A jet plane is launched from a catapult on an aircraft carrier. In 2.0 s it reaches a speed of 42 meters a second at the end of the catapult. Assuming the acceleration is constant, how far did it travel during those 2 seconds?
To find the distance traveled by the jet plane during those 2 seconds, we can use the formula:
distance = initial velocity * time + (1/2) * acceleration * time^2
We are given:
initial velocity (u) = 0 (since the jet plane starts from rest)

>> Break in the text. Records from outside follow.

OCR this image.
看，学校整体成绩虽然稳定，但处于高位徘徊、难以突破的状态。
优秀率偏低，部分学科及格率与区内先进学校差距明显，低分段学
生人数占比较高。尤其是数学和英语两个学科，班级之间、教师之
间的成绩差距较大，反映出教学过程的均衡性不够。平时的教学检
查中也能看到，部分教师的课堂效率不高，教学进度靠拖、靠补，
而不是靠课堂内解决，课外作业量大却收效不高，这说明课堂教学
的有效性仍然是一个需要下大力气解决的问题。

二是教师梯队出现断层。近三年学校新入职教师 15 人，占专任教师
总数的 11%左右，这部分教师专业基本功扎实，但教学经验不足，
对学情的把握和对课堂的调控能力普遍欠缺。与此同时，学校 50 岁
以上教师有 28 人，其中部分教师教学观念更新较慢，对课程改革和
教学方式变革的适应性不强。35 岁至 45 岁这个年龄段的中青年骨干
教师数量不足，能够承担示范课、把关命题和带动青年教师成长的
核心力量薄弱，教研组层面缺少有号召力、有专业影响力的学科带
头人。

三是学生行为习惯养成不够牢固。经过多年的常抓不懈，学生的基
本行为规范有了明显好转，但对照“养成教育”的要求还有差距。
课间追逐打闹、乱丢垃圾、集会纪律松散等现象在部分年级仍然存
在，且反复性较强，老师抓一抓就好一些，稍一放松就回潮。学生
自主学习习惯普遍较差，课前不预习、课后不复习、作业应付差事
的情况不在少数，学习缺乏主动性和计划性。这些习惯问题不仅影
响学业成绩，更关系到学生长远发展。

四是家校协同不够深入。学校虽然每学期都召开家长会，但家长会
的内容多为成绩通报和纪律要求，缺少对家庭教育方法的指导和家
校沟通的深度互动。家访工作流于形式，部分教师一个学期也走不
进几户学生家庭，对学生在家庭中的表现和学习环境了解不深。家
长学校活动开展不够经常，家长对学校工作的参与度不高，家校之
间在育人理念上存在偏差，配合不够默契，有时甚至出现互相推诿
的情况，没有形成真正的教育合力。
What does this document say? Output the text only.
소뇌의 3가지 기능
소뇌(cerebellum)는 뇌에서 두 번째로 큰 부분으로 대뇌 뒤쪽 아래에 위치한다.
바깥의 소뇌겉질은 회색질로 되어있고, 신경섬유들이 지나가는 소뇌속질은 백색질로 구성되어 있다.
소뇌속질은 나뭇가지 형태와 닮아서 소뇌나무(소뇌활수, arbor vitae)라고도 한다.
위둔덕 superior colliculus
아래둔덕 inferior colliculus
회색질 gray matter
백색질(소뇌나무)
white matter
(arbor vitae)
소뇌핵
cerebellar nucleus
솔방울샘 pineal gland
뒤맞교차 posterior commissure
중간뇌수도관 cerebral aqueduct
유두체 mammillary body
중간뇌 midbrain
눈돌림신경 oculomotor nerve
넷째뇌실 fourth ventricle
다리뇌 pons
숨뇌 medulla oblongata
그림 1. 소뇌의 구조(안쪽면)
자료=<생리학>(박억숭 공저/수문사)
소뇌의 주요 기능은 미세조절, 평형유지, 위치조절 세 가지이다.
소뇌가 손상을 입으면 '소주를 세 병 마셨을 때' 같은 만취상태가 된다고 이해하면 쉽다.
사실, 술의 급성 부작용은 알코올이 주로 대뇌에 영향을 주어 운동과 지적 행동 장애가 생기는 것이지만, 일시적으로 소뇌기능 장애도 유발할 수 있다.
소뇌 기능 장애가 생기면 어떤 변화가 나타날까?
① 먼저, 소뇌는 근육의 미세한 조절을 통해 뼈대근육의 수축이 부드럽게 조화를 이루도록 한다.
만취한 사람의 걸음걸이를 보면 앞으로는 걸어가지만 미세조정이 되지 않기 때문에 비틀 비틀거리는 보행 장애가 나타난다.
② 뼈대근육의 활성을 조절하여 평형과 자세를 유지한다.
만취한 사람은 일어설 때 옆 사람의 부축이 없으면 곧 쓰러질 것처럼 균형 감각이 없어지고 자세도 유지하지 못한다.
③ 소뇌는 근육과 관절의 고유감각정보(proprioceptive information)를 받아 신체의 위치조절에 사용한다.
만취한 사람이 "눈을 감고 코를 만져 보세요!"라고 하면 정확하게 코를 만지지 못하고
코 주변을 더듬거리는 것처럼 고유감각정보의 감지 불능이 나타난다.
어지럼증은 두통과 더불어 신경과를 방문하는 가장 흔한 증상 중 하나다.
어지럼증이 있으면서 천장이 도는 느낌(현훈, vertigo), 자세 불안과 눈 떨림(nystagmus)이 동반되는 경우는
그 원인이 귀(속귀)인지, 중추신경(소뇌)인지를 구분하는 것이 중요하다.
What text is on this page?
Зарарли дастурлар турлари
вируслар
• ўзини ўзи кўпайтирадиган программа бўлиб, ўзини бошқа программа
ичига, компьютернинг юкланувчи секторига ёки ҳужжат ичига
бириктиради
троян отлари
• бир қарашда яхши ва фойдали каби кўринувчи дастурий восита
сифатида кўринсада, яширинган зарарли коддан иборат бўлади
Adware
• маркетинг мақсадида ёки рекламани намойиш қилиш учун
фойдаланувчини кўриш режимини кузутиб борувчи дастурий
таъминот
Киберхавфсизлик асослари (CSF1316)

final velocity (v) = 42 m/s
time (t) = 2.0 s
Since the acceleration is constant, we can use the formula to find the acceleration (a):
v = u + a * t
42 = 0 + a * 2.0
Rearranging the equation, we get:
a = 42 / 2.0
a = 21 m/s^2
Now we can substitute the values into the distance formula:
distance = 0 * 2.0 + (1/2) * 21 * (2.0)^2
distance = 0 + (1/2) * 21 * 4
distance = 0 + 42
distance = 42 meters
Therefore, the jet plane traveled a distance of 42 meters during those 2 seconds.
To find out how far the jet plane traveled during those 2 seconds, we can use the equation of acceleration:
\(v = u + at\)
where:
- \(v\) is the final velocity
- \(u\) is the initial velocity
- \(a\) is the acceleration
- \(t\) is the time
In this case, the final velocity (\(v\)) is given as 42 m/s, the initial velocity (\(u\)) is 0 m/s (since the jet starts from rest), and the time (\(t\)) is 2.0 s.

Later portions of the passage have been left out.